Antonio Munoz Molina : l'hiver à Lisbonne



Dans une chambre d'hôtel de Madrid, Santiago Biralbo, pianiste de jazz, raconte par bribes à un ami l'histoire de son amour pour Lucrecia, commencée cinq ans plus tôt à Saint-Sébastien, au Lady Bird. Quinze jours de passion fulgurante, le brusque départ de Lucrecia pour Berlin, quelques lettres, et le silence. Un vide que ne parvient même pas combler la musique, car au Lady Bird Santiago Biralbo avait eu la révélation qu'il ne pourrait désormais jouer du piano que pour être écouté et désiré par elle, l'aimée disparue dans les brumes du nord.

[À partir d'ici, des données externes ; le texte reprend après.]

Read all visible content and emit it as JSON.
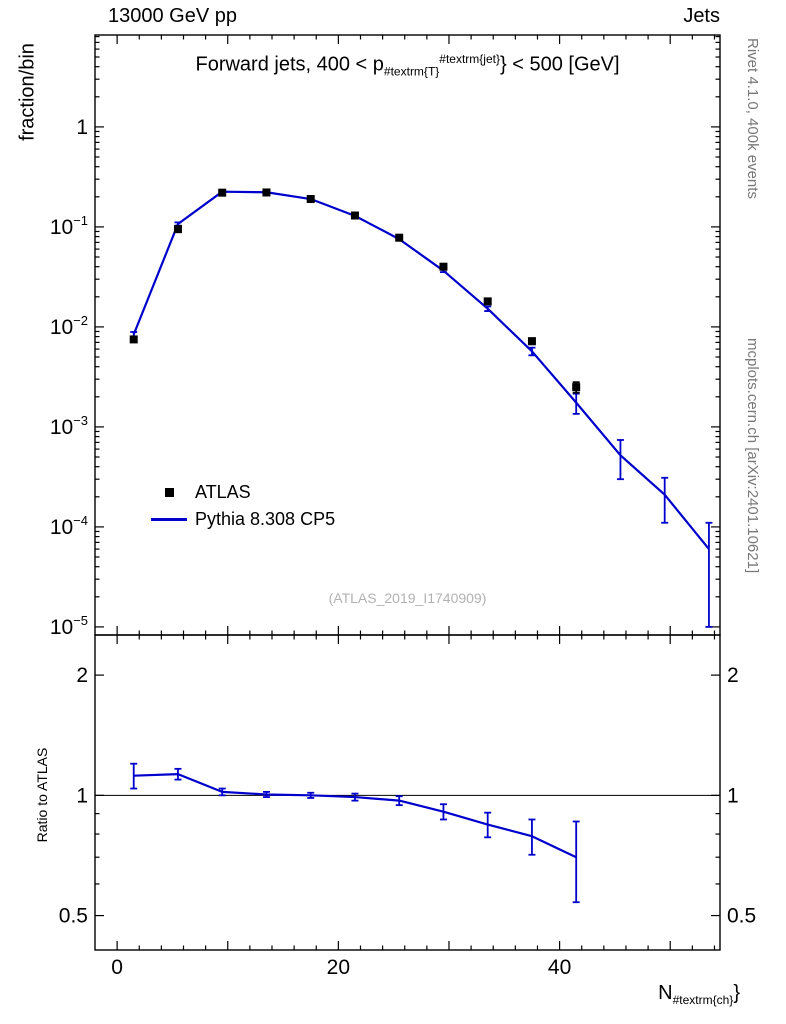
{
  "header": {
    "left": "13000 GeV pp",
    "right": "Jets"
  },
  "panel_title": {
    "prefix": "Forward jets, 400 < p",
    "sub": "#textrm{T}",
    "sup": "#textrm{jet}",
    "suffix": "} < 500 [GeV]"
  },
  "axes": {
    "y_label_top": "fraction/bin",
    "y_label_bottom": "Ratio to ATLAS",
    "x_label": {
      "prefix": "N",
      "sub": "#textrm{ch}",
      "suffix": "}"
    }
  },
  "legend": [
    {
      "type": "square",
      "color": "#000000",
      "label": "ATLAS"
    },
    {
      "type": "line",
      "color": "#0000cc",
      "label": "Pythia 8.308 CP5"
    }
  ],
  "watermark": "(ATLAS_2019_I1740909)",
  "side_notes": {
    "top_right": "Rivet 4.1.0,  400k events",
    "bottom_right": "mcplots.cern.ch [arXiv:2401.10621]"
  },
  "chart_data": {
    "type": "line",
    "title": "Forward jets, 400 < pT(jet) < 500 [GeV]",
    "xlabel": "N_ch",
    "ylabel": "fraction/bin",
    "ratio_ylabel": "Ratio to ATLAS",
    "xlim": [
      -2,
      54.5
    ],
    "x_minor_step": 2,
    "x_major_ticks": [
      0,
      10,
      20,
      30,
      40,
      50
    ],
    "x_labeled_ticks": [
      0,
      20,
      40
    ],
    "main": {
      "yscale": "log",
      "ylim": [
        8.3e-06,
        8.3
      ],
      "y_decades": [
        0,
        -1,
        -2,
        -3,
        -4,
        -5
      ],
      "series": [
        {
          "name": "Pythia 8.308 CP5",
          "type": "line",
          "color": "#0000cc",
          "x": [
            1.5,
            5.5,
            9.5,
            13.5,
            17.5,
            21.5,
            25.5,
            29.5,
            33.5,
            37.5,
            41.5,
            45.5,
            49.5,
            53.5
          ],
          "y": [
            0.0084,
            0.107,
            0.225,
            0.222,
            0.19,
            0.129,
            0.0755,
            0.0365,
            0.0152,
            0.0057,
            0.00175,
            0.00052,
            0.00021,
            6e-05
          ],
          "yerr": [
            0.0005,
            0.004,
            0.005,
            0.005,
            0.004,
            0.003,
            0.002,
            0.0012,
            0.0008,
            0.0005,
            0.0004,
            0.00022,
            0.0001,
            5e-05
          ]
        },
        {
          "name": "ATLAS",
          "type": "points",
          "color": "#000000",
          "x": [
            1.5,
            5.5,
            9.5,
            13.5,
            17.5,
            21.5,
            25.5,
            29.5,
            33.5,
            37.5,
            41.5
          ],
          "y": [
            0.0075,
            0.095,
            0.22,
            0.221,
            0.19,
            0.13,
            0.078,
            0.04,
            0.018,
            0.0072,
            0.0025
          ],
          "yerr": [
            0.0004,
            0.003,
            0.005,
            0.005,
            0.004,
            0.003,
            0.002,
            0.0015,
            0.001,
            0.0005,
            0.0003
          ]
        }
      ]
    },
    "ratio": {
      "yscale": "log",
      "ylim": [
        0.41,
        2.52
      ],
      "yticks": [
        0.5,
        1,
        2
      ],
      "y_minor_ticks": [
        0.6,
        0.7,
        0.8,
        0.9
      ],
      "refline": 1,
      "series": [
        {
          "name": "Pythia/ATLAS",
          "color": "#0000cc",
          "x": [
            1.5,
            5.5,
            9.5,
            13.5,
            17.5,
            21.5,
            25.5,
            29.5,
            33.5,
            37.5,
            41.5
          ],
          "y": [
            1.12,
            1.13,
            1.02,
            1.005,
            1.0,
            0.99,
            0.97,
            0.91,
            0.845,
            0.79,
            0.7
          ],
          "yerr": [
            0.08,
            0.035,
            0.02,
            0.015,
            0.015,
            0.02,
            0.025,
            0.04,
            0.06,
            0.08,
            0.16
          ]
        }
      ]
    }
  }
}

Puis la réapparition soudaine de Lucrecia, mêlée au vol d'un tableau, un accident - peut-être un meurtre -, une passion qui s'achève à Lisbonne dans une reconnaissance mutuelle, et un homme qui surmonte la solitude finale dans la certitude obscure qu'il n'y a ni souffrance ni bonheur mais un destin inscrit dans la douceur sauvage et âpre de la musique, et qu'il importe peu, dès lors, d'être mort ou vivant. L'Hiver à Lisbonne, hommage d'Antonio Muñoz Molina aux films noirs américains et au jazz.

Ce livre réveille de vieilles et confuses réminiscences de films noirs (en noir et blanc). Un bar enfume, une morne chambre d’hôtel ou traînent des bouteilles, une arme délicatement caressée, un rideau qu' entrouvre a peine, un homme poste dehors dans le crachin, et des voyages. Des voyages de fuite, des voyages de retrouvailles. Des voyages de peur, des voyages d'espoir. Des trains fusant dans la nuit. le tout dans une constante musique de jazz. C'est une jam-session. Munoz Molina écrit comme un musicien de jazz, qui abandonne la mélodie, improvise, et revient a elle pour finir en beauté.

Dans cette ambiance noire et jazzy, c'est une histoire d'amour qui nous est contée. Un amour impossible. Un amour poursuivi d’année en année, de bar en bar, de ville en ville. Jusqu’à Lisbonne, ultime rêve, ultime espoir, la ville ou nous sera donne une sorte de dénouement. Ou tout sera –définitivement? – rate. Un dernier accord de jazz désabusé. Mais Lisbonne est peu décrite. d’ailleurs dans son dernier roman Molina raconte entre autres la genèse de ce roman. Et effectivement à l'époque il n'était jamais allé à Lisbonne. Il y a aussi Madrid et ses rafales de vent qui s'engouffrent dans les portails des vieux hôtels de la Gran Via, et surtout San Sebastian. Pas le San Sebastian d’été bourre de touristes se dorant au soleil. le San Sebastian d'hiver, dans la bruine, au ciel de plomb surplombant bas une mer vert fonce qui s'acharne contre l’île de sa baie, avec pour seule défense les tenailles de fer que le sculpteur Chillida planta dans ses rochers. Une ville esseulée ou les taxis roulent vite dans des rues vides de piétons. Ou des autochtones transis se retrouvent dans des bars mal éclaires pour écouter un pianiste et se chauffer au bourbon, ou a la bière ou aux deux. Un San Sebastian parfait pour l’atmosphère ou veut nous plonger Munoz Molina.

Il faut dire que l'auteur n'a surement pas choisi San Sebastian par hasard. Les amateurs de musique se rappellent que ça a été la première ville a créer un festival de jazz en Espagne (en 1966! Franco dormait?), suivie de Vitoria, autre ville basque. Les basques aiment le jazz, et Munoz Molina aussi, bien qu'il ne soit pas basque. San Sebastian est le berceau du jazz espagnol,

Je reviens au livre. Une histoire d'amour désespéré, une histoire d'amour sans avenir et avec un passe brumeux. Dans une atmosphère oppressante de vieux film noir, racontée en un rythme jazzy casse, nourri des élancements douloureux d'un saxo.

Munoz Molina n'a pas l'habitude d’écrire des thrillers, des romans noirs, mais la il montre qu'il aurait pu s'y consacrer brillamment. Tous ceux qui aiment les romans obscurs et humides, ancres dans les poursuites, les tirs dans la nuit, les larges verres de whisky et les cigarettes entamées jonchant le sol, seront happes par ce livre. Une grande réussite du genre. Et pourquoi seulement du genre? Une grande réussite de Munoz Molina. Il y en aura beaucoup d'autres.